The total cost of revenue-based financing is a one-time processing fee and a fixed redemption premium. Redemption premium will vary from company to company and be largely based on the stage, nature, and level of risk associated with your business. The redemption premium is capped and negotiated upfront, leaving no room for surprises. In any case, the redemption premium will be lower than the cost of diluting in case of equity investments. RBF is founder friendly capital designed to help your venture grow, with you firmly at the helm.

Duration of the financing

Duration of RBF can range from 12 – 24 months. But the effective duration of the debt will depend on the growth of your business. Given the revenue linked monthly payments, the faster you grow, the faster the debt can be repaid.

Pros of RBF
  • Non-dilutive growth capital: Many entrepreneurs worry about handing over a large portion of equity and control of their business at an early stage. Revenue-based financing becomes a good non-dilutive alternative for such founders. As the company grows, founders are rewarded with a higher percentage of their equity than they would have with equity financing
  • You stay in control: By supplying flexible, non-dilutive capital under revenue-based financing, entrepreneurs maintain control and lead their business with their vision intact. This leads to healthier, more sustainable growth over the long run
  • No personal guarantees: Traditional business loans often require personal guarantees of the founder. Revenue-based financing does not require personal guarantees, which means founders can get the capital they need without putting their personal assets on the line
  • Flexible repayments: The fixed monthly interest payments under traditional loans are not compatible with the volatility early-stage ventures experience.
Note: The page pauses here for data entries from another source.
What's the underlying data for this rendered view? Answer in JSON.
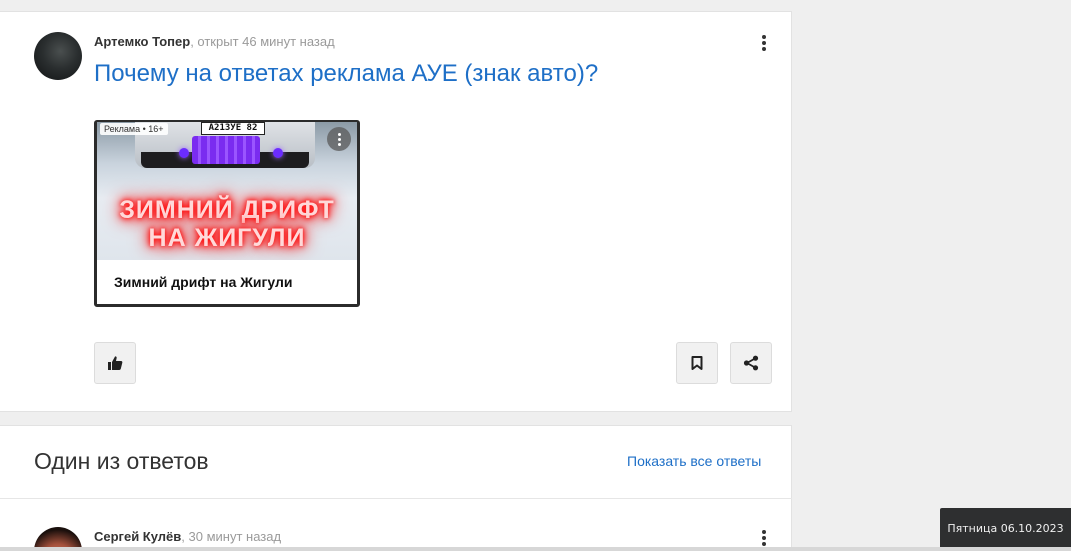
{
  "question": {
    "author": "Артемко Топер",
    "time": ", открыт 46 минут назад",
    "title": "Почему на ответах реклама АУЕ (знак авто)?",
    "ad": {
      "tag": "Реклама • 16+",
      "plate": "А213УЕ 82",
      "headline": "ЗИМНИЙ ДРИФТ НА ЖИГУЛИ",
      "caption": "Зимний дрифт на Жигули"
    },
    "icons": {
      "like": "thumbs-up-icon",
      "bookmark": "bookmark-icon",
      "share": "share-icon",
      "more": "more-vertical-icon"
    }
  },
  "answers": {
    "heading": "Один из ответов",
    "show_all": "Показать все ответы",
    "first": {
      "author": "Сергей Кулёв",
      "time": ", 30 минут назад"
    }
  },
  "taskbar": {
    "clock": "Пятница 06.10.2023"
  },
  "colors": {
    "link": "#1e6fc7",
    "background": "#efefef",
    "ad_glow": "#ff0000"
  }
}
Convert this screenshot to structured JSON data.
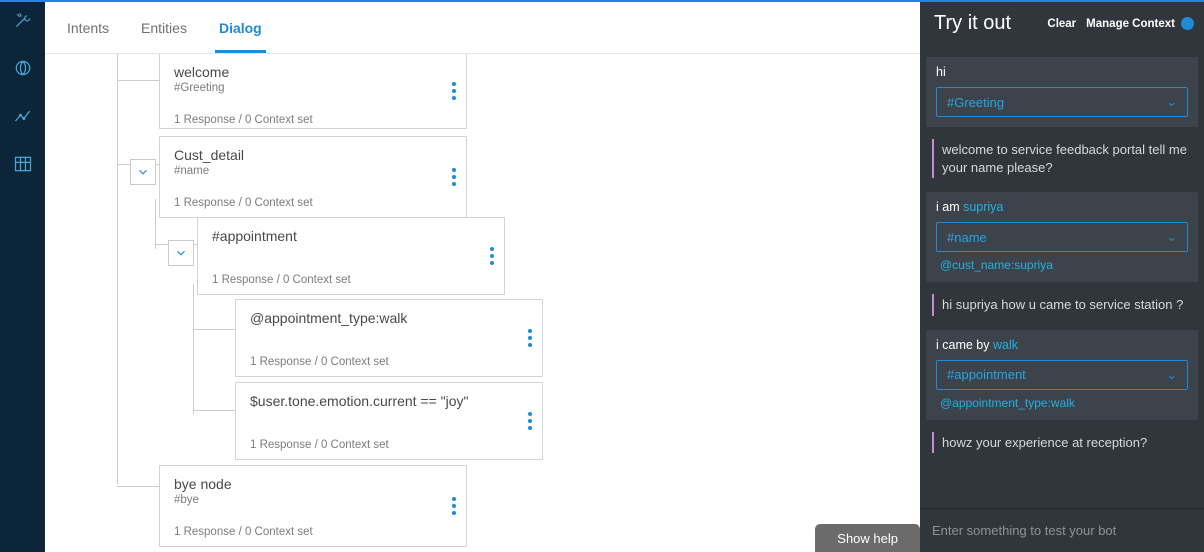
{
  "tabs": {
    "intents": "Intents",
    "entities": "Entities",
    "dialog": "Dialog"
  },
  "nodes": {
    "welcome": {
      "title": "welcome",
      "sub": "#Greeting",
      "meta": "1 Response   /   0 Context set"
    },
    "cust_detail": {
      "title": "Cust_detail",
      "sub": "#name",
      "meta": "1 Response   /   0 Context set"
    },
    "appointment": {
      "title": "#appointment",
      "sub": "",
      "meta": "1 Response   /   0 Context set"
    },
    "appt_walk": {
      "title": "@appointment_type:walk",
      "sub": "",
      "meta": "1 Response   /   0 Context set"
    },
    "tone_joy": {
      "title": "$user.tone.emotion.current == \"joy\"",
      "sub": "",
      "meta": "1 Response   /   0 Context set"
    },
    "bye": {
      "title": "bye node",
      "sub": "#bye",
      "meta": "1 Response   /   0 Context set"
    }
  },
  "showhelp": "Show help",
  "try": {
    "title": "Try it out",
    "clear": "Clear",
    "manage": "Manage Context",
    "input_placeholder": "Enter something to test your bot",
    "items": [
      {
        "type": "user",
        "text_pre": "hi",
        "text_entity": "",
        "intent": "#Greeting",
        "ctx": ""
      },
      {
        "type": "bot",
        "text": "welcome to service feedback portal tell me your name please?"
      },
      {
        "type": "user",
        "text_pre": "i am ",
        "text_entity": "supriya",
        "intent": "#name",
        "ctx": "@cust_name:supriya"
      },
      {
        "type": "bot",
        "text": "hi supriya how u came to service station ?"
      },
      {
        "type": "user",
        "text_pre": "i came by ",
        "text_entity": "walk",
        "intent": "#appointment",
        "ctx": "@appointment_type:walk"
      },
      {
        "type": "bot",
        "text": "howz your experience at reception?"
      }
    ]
  }
}
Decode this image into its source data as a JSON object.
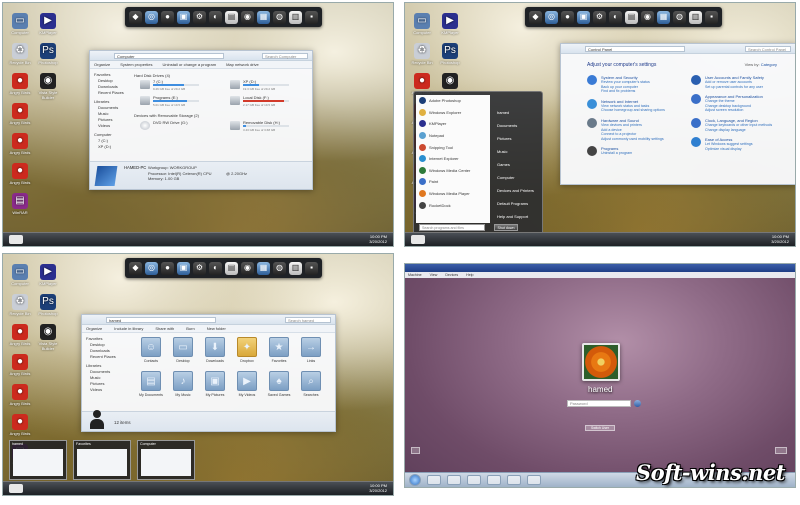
{
  "desktop_icons": [
    {
      "label": "Computer",
      "icon": "computer-icon",
      "color": "#5a7fb0"
    },
    {
      "label": "KMPlayer",
      "icon": "kmplayer-icon",
      "color": "#2b2f8f"
    },
    {
      "label": "Recycle Bin",
      "icon": "recycle-bin-icon",
      "color": "#c9ced6"
    },
    {
      "label": "Photoshop",
      "icon": "photoshop-icon",
      "color": "#1c3f78"
    },
    {
      "label": "Angry Birds",
      "icon": "angry-birds-icon",
      "color": "#cc2a1e"
    },
    {
      "label": "Vista Style Builder",
      "icon": "vsb-icon",
      "color": "#222222"
    },
    {
      "label": "Angry Birds",
      "icon": "angry-birds-icon",
      "color": "#cc2a1e"
    },
    {
      "label": "Angry Birds",
      "icon": "angry-birds-icon",
      "color": "#cc2a1e"
    },
    {
      "label": "Angry Birds",
      "icon": "angry-birds-icon",
      "color": "#cc2a1e"
    },
    {
      "label": "WinRAR",
      "icon": "winrar-icon",
      "color": "#8a2a8a"
    }
  ],
  "taskbar": {
    "clock_time": "10:00 PM",
    "clock_date": "3/20/2012"
  },
  "computer_window": {
    "address": "Computer",
    "search_placeholder": "Search Computer",
    "commands": [
      "Organize",
      "System properties",
      "Uninstall or change a program",
      "Map network drive"
    ],
    "nav": [
      "Favorites",
      "Desktop",
      "Downloads",
      "Recent Places",
      "Libraries",
      "Documents",
      "Music",
      "Pictures",
      "Videos",
      "Computer",
      "7 (C:)",
      "XP (D:)"
    ],
    "hdd_header": "Hard Disk Drives (4)",
    "removable_header": "Devices with Removable Storage (2)",
    "drives": [
      {
        "name": "7 (C:)",
        "detail": "9.26 GB free of 29.2 GB",
        "used": 0.68
      },
      {
        "name": "XP (D:)",
        "detail": "19.3 GB free of 29.2 GB",
        "used": 0.34
      },
      {
        "name": "Programs (E:)",
        "detail": "5.01 GB free of 19.5 GB",
        "used": 0.74
      },
      {
        "name": "Local Disk (F:)",
        "detail": "2.17 GB free of 19.5 GB",
        "used": 0.89
      },
      {
        "name": "DVD RW Drive (G:)",
        "detail": "",
        "used": 0
      },
      {
        "name": "Removable Disk (H:)",
        "detail": "3.43 GB free of 3.68 GB",
        "used": 0.07
      }
    ],
    "pc_name": "HAMED-PC",
    "workgroup": "Workgroup: WORKGROUP",
    "processor": "Processor: Intel(R) Celeron(R) CPU",
    "memory": "Memory: 1.00 GB",
    "cpu_speed": "@ 2.20GHz"
  },
  "control_panel": {
    "address": "Control Panel",
    "search_placeholder": "Search Control Panel",
    "heading": "Adjust your computer's settings",
    "view_by_label": "View by:",
    "view_by_value": "Category",
    "categories": [
      {
        "title": "System and Security",
        "links": [
          "Review your computer's status",
          "Back up your computer",
          "Find and fix problems"
        ],
        "color": "#3a7bd5"
      },
      {
        "title": "Network and Internet",
        "links": [
          "View network status and tasks",
          "Choose homegroup and sharing options"
        ],
        "color": "#3a8fd8"
      },
      {
        "title": "Hardware and Sound",
        "links": [
          "View devices and printers",
          "Add a device",
          "Connect to a projector",
          "Adjust commonly used mobility settings"
        ],
        "color": "#6a7a8a"
      },
      {
        "title": "Programs",
        "links": [
          "Uninstall a program"
        ],
        "color": "#444444"
      },
      {
        "title": "User Accounts and Family Safety",
        "links": [
          "Add or remove user accounts",
          "Set up parental controls for any user"
        ],
        "color": "#2a5fb0"
      },
      {
        "title": "Appearance and Personalization",
        "links": [
          "Change the theme",
          "Change desktop background",
          "Adjust screen resolution"
        ],
        "color": "#3a6fc8"
      },
      {
        "title": "Clock, Language, and Region",
        "links": [
          "Change keyboards or other input methods",
          "Change display language"
        ],
        "color": "#3a6fc8"
      },
      {
        "title": "Ease of Access",
        "links": [
          "Let Windows suggest settings",
          "Optimize visual display"
        ],
        "color": "#2f7fd0"
      }
    ]
  },
  "start_menu": {
    "programs": [
      "Adobe Photoshop",
      "Windows Explorer",
      "KMPlayer",
      "Notepad",
      "Snipping Tool",
      "Internet Explorer",
      "Windows Media Center",
      "Paint",
      "Windows Media Player",
      "RocketDock"
    ],
    "places": [
      "hamed",
      "Documents",
      "Pictures",
      "Music",
      "Games",
      "Computer",
      "Devices and Printers",
      "Default Programs",
      "Help and Support"
    ],
    "search_placeholder": "Search programs and files",
    "shutdown_label": "Shut down"
  },
  "user_folder": {
    "address": "hamed",
    "search_placeholder": "Search hamed",
    "commands": [
      "Organize",
      "Include in library",
      "Share with",
      "Burn",
      "New folder"
    ],
    "nav": [
      "Favorites",
      "Desktop",
      "Downloads",
      "Recent Places",
      "Libraries",
      "Documents",
      "Music",
      "Pictures",
      "Videos"
    ],
    "folders": [
      "Contacts",
      "Desktop",
      "Downloads",
      "Dropbox",
      "Favorites",
      "Links",
      "My Documents",
      "My Music",
      "My Pictures",
      "My Videos",
      "Saved Games",
      "Searches"
    ],
    "item_count": "12 items",
    "thumbnail_titles": [
      "hamed",
      "Favorites",
      "Computer"
    ]
  },
  "login": {
    "menu_items": [
      "Machine",
      "View",
      "Devices",
      "Help"
    ],
    "username": "hamed",
    "password_placeholder": "Password",
    "switch_user_label": "Switch User"
  },
  "watermark": "Soft-wins.net"
}
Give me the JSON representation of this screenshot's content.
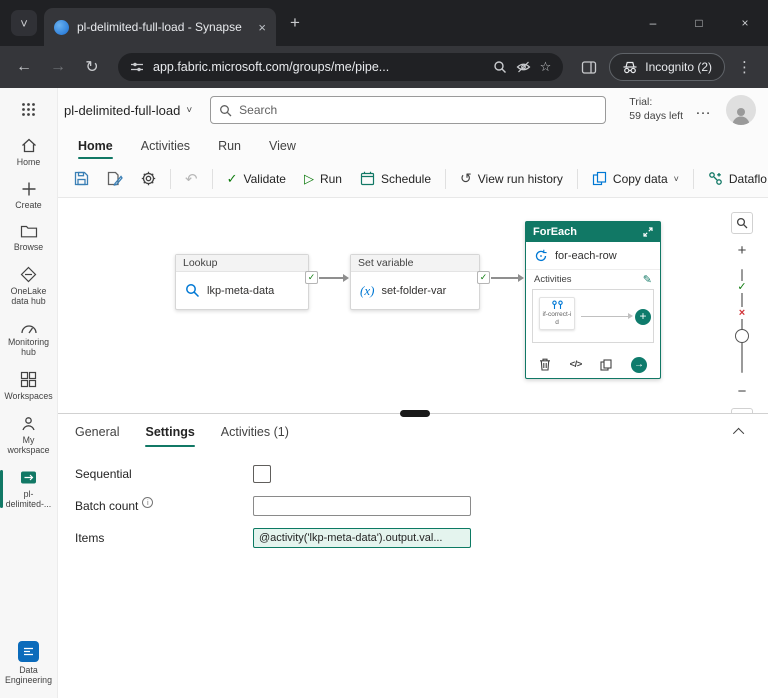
{
  "browser": {
    "tab_title": "pl-delimited-full-load - Synapse",
    "url": "app.fabric.microsoft.com/groups/me/pipe...",
    "incognito_label": "Incognito (2)"
  },
  "icons": {
    "tab_search_chevron": "˅",
    "tab_close": "×",
    "new_tab": "+",
    "window_minimize": "–",
    "window_maximize": "□",
    "window_close": "×",
    "back_arrow": "←",
    "forward_arrow": "→",
    "reload": "↻",
    "bookmark_star": "☆",
    "kebab_menu": "⋮",
    "title_chevron": "˅",
    "more_horizontal": "…",
    "undo": "↶",
    "validate_check": "✓",
    "run_play": "▷",
    "history_clock": "↺",
    "copy_chevron": "˅",
    "edit_pencil": "✎",
    "zoom_in": "+",
    "zoom_out": "−",
    "slider_check": "✓",
    "slider_x": "×",
    "port_check": "✓",
    "inner_plus": "+",
    "iterate_arrow": "→",
    "code_braces": "</>",
    "set_variable_glyph": "(x)",
    "info_i": "i"
  },
  "app_header": {
    "title": "pl-delimited-full-load",
    "search_placeholder": "Search",
    "trial_label": "Trial:",
    "trial_value": "59 days left"
  },
  "ribbon": {
    "tabs": [
      {
        "label": "Home"
      },
      {
        "label": "Activities"
      },
      {
        "label": "Run"
      },
      {
        "label": "View"
      }
    ],
    "validate_label": "Validate",
    "run_label": "Run",
    "schedule_label": "Schedule",
    "history_label": "View run history",
    "copy_data_label": "Copy data",
    "dataflow_label": "Dataflo"
  },
  "sidebar": {
    "items": [
      {
        "label": "Home"
      },
      {
        "label": "Create"
      },
      {
        "label": "Browse"
      },
      {
        "label": "OneLake data hub"
      },
      {
        "label": "Monitoring hub"
      },
      {
        "label": "Workspaces"
      },
      {
        "label": "My workspace"
      },
      {
        "label": "pl-delimited-..."
      }
    ],
    "bottom_label": "Data Engineering"
  },
  "canvas": {
    "lookup": {
      "type": "Lookup",
      "name": "lkp-meta-data"
    },
    "set_variable": {
      "type": "Set variable",
      "name": "set-folder-var"
    },
    "foreach": {
      "type": "ForEach",
      "name": "for-each-row",
      "activities_label": "Activities",
      "inner_activity": "if-correct-id"
    }
  },
  "bottom_panel": {
    "tabs": [
      {
        "label": "General"
      },
      {
        "label": "Settings"
      },
      {
        "label": "Activities (1)"
      }
    ],
    "sequential_label": "Sequential",
    "batch_count_label": "Batch count",
    "items_label": "Items",
    "items_value": "@activity('lkp-meta-data').output.val..."
  }
}
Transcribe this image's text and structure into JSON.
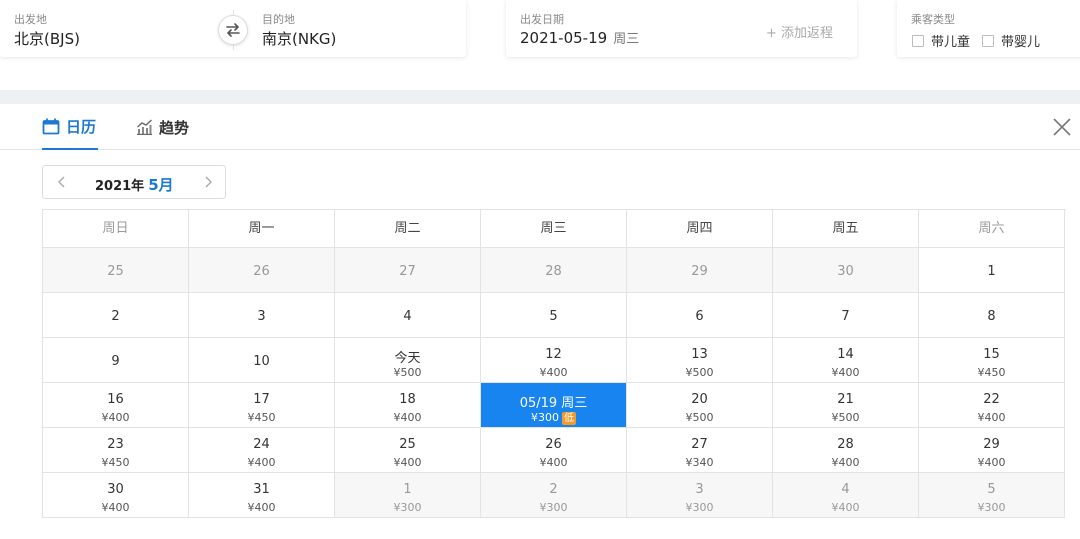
{
  "search": {
    "from": {
      "label": "出发地",
      "value": "北京(BJS)"
    },
    "to": {
      "label": "目的地",
      "value": "南京(NKG)"
    },
    "date": {
      "label": "出发日期",
      "value": "2021-05-19",
      "weekday": "周三",
      "add_return": "+ 添加返程"
    },
    "passenger": {
      "label": "乘客类型",
      "child": "带儿童",
      "infant": "带婴儿"
    }
  },
  "tabs": {
    "calendar": "日历",
    "trend": "趋势"
  },
  "nav": {
    "year": "2021年",
    "month": "5月"
  },
  "weekdays": [
    "周日",
    "周一",
    "周二",
    "周三",
    "周四",
    "周五",
    "周六"
  ],
  "colors": {
    "accent": "#1e78d2",
    "selected": "#1784f0",
    "low_tag": "#f39a2c"
  },
  "weeks": [
    [
      {
        "d": "25",
        "p": ""
      },
      {
        "d": "26",
        "p": ""
      },
      {
        "d": "27",
        "p": ""
      },
      {
        "d": "28",
        "p": ""
      },
      {
        "d": "29",
        "p": ""
      },
      {
        "d": "30",
        "p": ""
      },
      {
        "d": "1",
        "p": ""
      }
    ],
    [
      {
        "d": "2",
        "p": ""
      },
      {
        "d": "3",
        "p": ""
      },
      {
        "d": "4",
        "p": ""
      },
      {
        "d": "5",
        "p": ""
      },
      {
        "d": "6",
        "p": ""
      },
      {
        "d": "7",
        "p": ""
      },
      {
        "d": "8",
        "p": ""
      }
    ],
    [
      {
        "d": "9",
        "p": ""
      },
      {
        "d": "10",
        "p": ""
      },
      {
        "d": "今天",
        "p": "¥500"
      },
      {
        "d": "12",
        "p": "¥400"
      },
      {
        "d": "13",
        "p": "¥500"
      },
      {
        "d": "14",
        "p": "¥400"
      },
      {
        "d": "15",
        "p": "¥450"
      }
    ],
    [
      {
        "d": "16",
        "p": "¥400"
      },
      {
        "d": "17",
        "p": "¥450"
      },
      {
        "d": "18",
        "p": "¥400"
      },
      {
        "d": "05/19 周三",
        "p": "¥300",
        "tag": "低"
      },
      {
        "d": "20",
        "p": "¥500"
      },
      {
        "d": "21",
        "p": "¥500"
      },
      {
        "d": "22",
        "p": "¥400"
      }
    ],
    [
      {
        "d": "23",
        "p": "¥450"
      },
      {
        "d": "24",
        "p": "¥400"
      },
      {
        "d": "25",
        "p": "¥400"
      },
      {
        "d": "26",
        "p": "¥400"
      },
      {
        "d": "27",
        "p": "¥340"
      },
      {
        "d": "28",
        "p": "¥400"
      },
      {
        "d": "29",
        "p": "¥400"
      }
    ],
    [
      {
        "d": "30",
        "p": "¥400"
      },
      {
        "d": "31",
        "p": "¥400"
      },
      {
        "d": "1",
        "p": "¥300"
      },
      {
        "d": "2",
        "p": "¥300"
      },
      {
        "d": "3",
        "p": "¥300"
      },
      {
        "d": "4",
        "p": "¥400"
      },
      {
        "d": "5",
        "p": "¥300"
      }
    ]
  ]
}
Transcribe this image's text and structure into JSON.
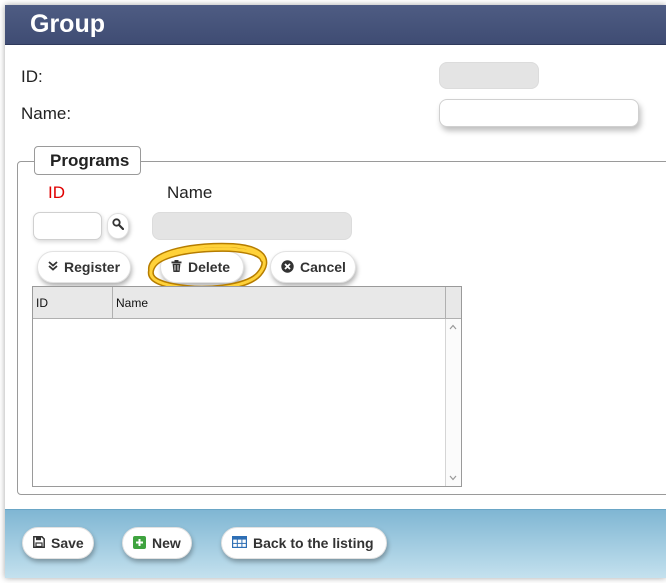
{
  "header": {
    "title": "Group"
  },
  "form": {
    "id_label": "ID:",
    "id_value": "",
    "name_label": "Name:",
    "name_value": ""
  },
  "programs": {
    "legend": "Programs",
    "id_column": "ID",
    "name_column": "Name",
    "id_value": "",
    "name_value": "",
    "buttons": {
      "register": "Register",
      "delete": "Delete",
      "cancel": "Cancel"
    },
    "grid": {
      "columns": [
        "ID",
        "Name"
      ],
      "rows": []
    }
  },
  "footer": {
    "save": "Save",
    "new": "New",
    "back": "Back to the listing"
  },
  "colors": {
    "title_bar": "#46537a",
    "required_label": "#e00000",
    "footer": "#a6d1e5",
    "new_icon": "#3fa33f",
    "grid_icon": "#2e6fb5",
    "highlight_ring": "#e0a800"
  }
}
Since revenue-based financing bases monthly payments off a percentage of top-line revenue each month, this flexibility ensures monthly payments are not a burden
  • Ease of access: While closing an equity funding round can take months, Revenue Based Financing is swift and can often be accessed in a matter of several weeks
  • Cheaper than equity: Owing to its non-dilutive nature, revenue-based financing is a good way to finance your growth and capture more upside from the growth of your business in the long run
Cons of RBF
  • Only revenue positive companies are eligible: Early stage, pre-revenue start-ups are not eligible to acquire revenue-based financing. RBF investors look for consistent monthly revenues, gross margins and growth factors which are missing at this stage
  • Monthly payment obligation: Unlike equity financing, revenue-based financing requires active monthly repayment. Although the monthly payment amounts are flexible, it can cause a company to be tight on cash, especially while in the start-up phase
  • Expensive: Compared to traditional bank loans, revenue-based financing may be more expensive in the long run due to its perpetual nature
Is RBF the right fit for your business?

While Revenue Based Financing is a founder friendly way to access debt capital, it may not be a good fit for all business models. RBF is not start-up funding, its growth financing for revenue positive ventures with potential to scale rapidly. Companies that operate with high gross margins and subscription-based revenue models (SaaS) are often great fits for revenue-based financing due to their sticky revenues and ability to scale.

Profitability is not a requirement for revenue-based financing as cash runway, positive unit economics, and projected growth are used to determine if your company can cover the monthly payments.